The pentatonic guitar scale is the most commonly learnt first guitar scale. The pentatonic scale is the basis for lead guitar and is a vital guitar scale to know, from beginner to pro-level guitarists. In fact, some guitar players have built very long, and very successful careers, using mostly the pentatonic scale!

In this video lesson, I will show you a great trick on how to move out of the pentatonic guitar scale box that you may be currently stuck in.

There are five pentatonic scale patterns, or pentatonic boxes, as they are known. The G-shape pentatonic pattern is usually the first guitar scale that you learn as a beginner. But this pentatonic guitar scale shape is also used by all the top pro guitar players. But those top players know how to breakout of a rut of playing in just one box. How do they do that?

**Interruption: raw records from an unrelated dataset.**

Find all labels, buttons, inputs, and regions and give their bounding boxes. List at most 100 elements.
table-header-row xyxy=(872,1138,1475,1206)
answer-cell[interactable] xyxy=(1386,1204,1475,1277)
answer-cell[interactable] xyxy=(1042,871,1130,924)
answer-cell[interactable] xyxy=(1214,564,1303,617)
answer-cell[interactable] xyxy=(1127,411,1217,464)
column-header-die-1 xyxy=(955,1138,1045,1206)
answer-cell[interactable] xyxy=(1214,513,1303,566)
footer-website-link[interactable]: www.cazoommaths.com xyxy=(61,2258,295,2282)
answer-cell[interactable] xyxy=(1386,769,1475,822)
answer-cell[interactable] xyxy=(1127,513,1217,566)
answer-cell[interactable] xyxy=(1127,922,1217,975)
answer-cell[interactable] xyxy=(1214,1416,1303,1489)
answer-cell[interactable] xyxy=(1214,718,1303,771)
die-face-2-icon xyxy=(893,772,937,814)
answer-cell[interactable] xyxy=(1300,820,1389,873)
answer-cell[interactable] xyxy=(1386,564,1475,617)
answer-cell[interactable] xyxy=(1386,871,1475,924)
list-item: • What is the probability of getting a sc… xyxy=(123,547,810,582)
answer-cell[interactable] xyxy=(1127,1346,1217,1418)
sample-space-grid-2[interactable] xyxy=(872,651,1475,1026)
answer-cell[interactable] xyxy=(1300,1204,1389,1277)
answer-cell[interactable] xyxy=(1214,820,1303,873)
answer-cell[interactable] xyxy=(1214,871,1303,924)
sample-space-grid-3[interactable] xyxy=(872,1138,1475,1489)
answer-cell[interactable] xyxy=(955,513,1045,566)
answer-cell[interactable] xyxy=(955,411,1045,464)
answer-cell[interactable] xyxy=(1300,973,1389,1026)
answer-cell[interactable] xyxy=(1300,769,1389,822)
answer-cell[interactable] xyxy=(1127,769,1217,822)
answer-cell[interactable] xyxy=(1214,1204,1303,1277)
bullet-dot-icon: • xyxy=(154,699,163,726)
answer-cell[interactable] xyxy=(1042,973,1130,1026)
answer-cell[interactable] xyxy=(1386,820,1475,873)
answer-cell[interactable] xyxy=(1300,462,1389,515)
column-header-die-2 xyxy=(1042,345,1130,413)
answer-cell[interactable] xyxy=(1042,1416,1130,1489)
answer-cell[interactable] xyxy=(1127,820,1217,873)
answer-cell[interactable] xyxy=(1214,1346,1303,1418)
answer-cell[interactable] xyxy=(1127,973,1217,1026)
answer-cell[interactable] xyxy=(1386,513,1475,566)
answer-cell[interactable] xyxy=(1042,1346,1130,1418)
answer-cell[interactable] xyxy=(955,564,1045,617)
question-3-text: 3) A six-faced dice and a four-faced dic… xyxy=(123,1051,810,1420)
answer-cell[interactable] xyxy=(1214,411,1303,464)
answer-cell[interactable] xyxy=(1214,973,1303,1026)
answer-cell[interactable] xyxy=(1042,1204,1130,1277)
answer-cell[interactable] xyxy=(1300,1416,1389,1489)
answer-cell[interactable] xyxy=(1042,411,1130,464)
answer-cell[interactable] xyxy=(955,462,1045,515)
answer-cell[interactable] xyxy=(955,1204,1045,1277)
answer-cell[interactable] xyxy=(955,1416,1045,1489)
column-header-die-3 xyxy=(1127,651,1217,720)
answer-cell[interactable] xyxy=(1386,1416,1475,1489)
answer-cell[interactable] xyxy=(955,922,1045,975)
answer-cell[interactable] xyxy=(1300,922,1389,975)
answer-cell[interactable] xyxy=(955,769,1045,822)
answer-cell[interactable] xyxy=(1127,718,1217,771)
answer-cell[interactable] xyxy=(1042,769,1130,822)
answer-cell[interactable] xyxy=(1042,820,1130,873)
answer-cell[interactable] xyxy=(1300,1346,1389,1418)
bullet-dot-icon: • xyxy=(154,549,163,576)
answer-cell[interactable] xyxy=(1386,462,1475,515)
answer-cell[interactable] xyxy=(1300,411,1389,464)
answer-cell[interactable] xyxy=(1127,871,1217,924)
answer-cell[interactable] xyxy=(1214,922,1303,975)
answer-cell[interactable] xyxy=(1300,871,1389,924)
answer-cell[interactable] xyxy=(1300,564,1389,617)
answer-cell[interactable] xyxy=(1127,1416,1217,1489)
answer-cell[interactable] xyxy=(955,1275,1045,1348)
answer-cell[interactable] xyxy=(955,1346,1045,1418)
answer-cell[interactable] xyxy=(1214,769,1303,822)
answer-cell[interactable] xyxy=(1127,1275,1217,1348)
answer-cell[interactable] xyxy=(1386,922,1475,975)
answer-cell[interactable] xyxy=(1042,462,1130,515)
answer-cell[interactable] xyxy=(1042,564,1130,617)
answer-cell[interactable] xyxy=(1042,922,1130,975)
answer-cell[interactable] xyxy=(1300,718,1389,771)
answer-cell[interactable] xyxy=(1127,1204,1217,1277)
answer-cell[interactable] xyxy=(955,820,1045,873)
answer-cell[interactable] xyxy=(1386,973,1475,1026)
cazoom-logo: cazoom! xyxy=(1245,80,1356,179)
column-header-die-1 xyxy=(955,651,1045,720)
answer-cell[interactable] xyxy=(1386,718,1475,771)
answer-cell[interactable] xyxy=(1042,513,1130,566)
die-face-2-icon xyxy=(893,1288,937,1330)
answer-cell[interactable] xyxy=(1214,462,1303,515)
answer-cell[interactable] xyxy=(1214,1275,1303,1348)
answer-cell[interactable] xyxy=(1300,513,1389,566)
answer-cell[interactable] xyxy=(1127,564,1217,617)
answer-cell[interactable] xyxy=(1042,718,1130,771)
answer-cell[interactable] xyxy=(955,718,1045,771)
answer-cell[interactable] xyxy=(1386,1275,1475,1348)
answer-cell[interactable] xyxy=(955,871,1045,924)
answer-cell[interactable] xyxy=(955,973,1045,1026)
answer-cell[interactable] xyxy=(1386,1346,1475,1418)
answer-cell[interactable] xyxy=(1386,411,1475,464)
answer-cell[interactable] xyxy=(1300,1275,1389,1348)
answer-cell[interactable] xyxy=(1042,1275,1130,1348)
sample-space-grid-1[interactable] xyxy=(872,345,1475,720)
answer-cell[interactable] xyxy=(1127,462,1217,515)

The secret is to learn the five pentatonic shapes and learn to move between them easily, and that is what this lesson is all about.

I show you how to get started by moving between two adjacent shapes and then add in a third shape. We do this using several different techniques that I know you will have fun with!

The pentatonic scale is just 5 notes, that repeat all over the fretboard, forming patterns that we can learn and use in our guitar solo playing.

I also have some advice on how to see the fretboard, and the pentatonic guitar scale patterns, when you are playing lead guitar solos.

Using all the available pentatonic patterns allows you to have a lot more freedom when you are playing solos. It gives you the ability to come up with more interesting and musical ideas when you play.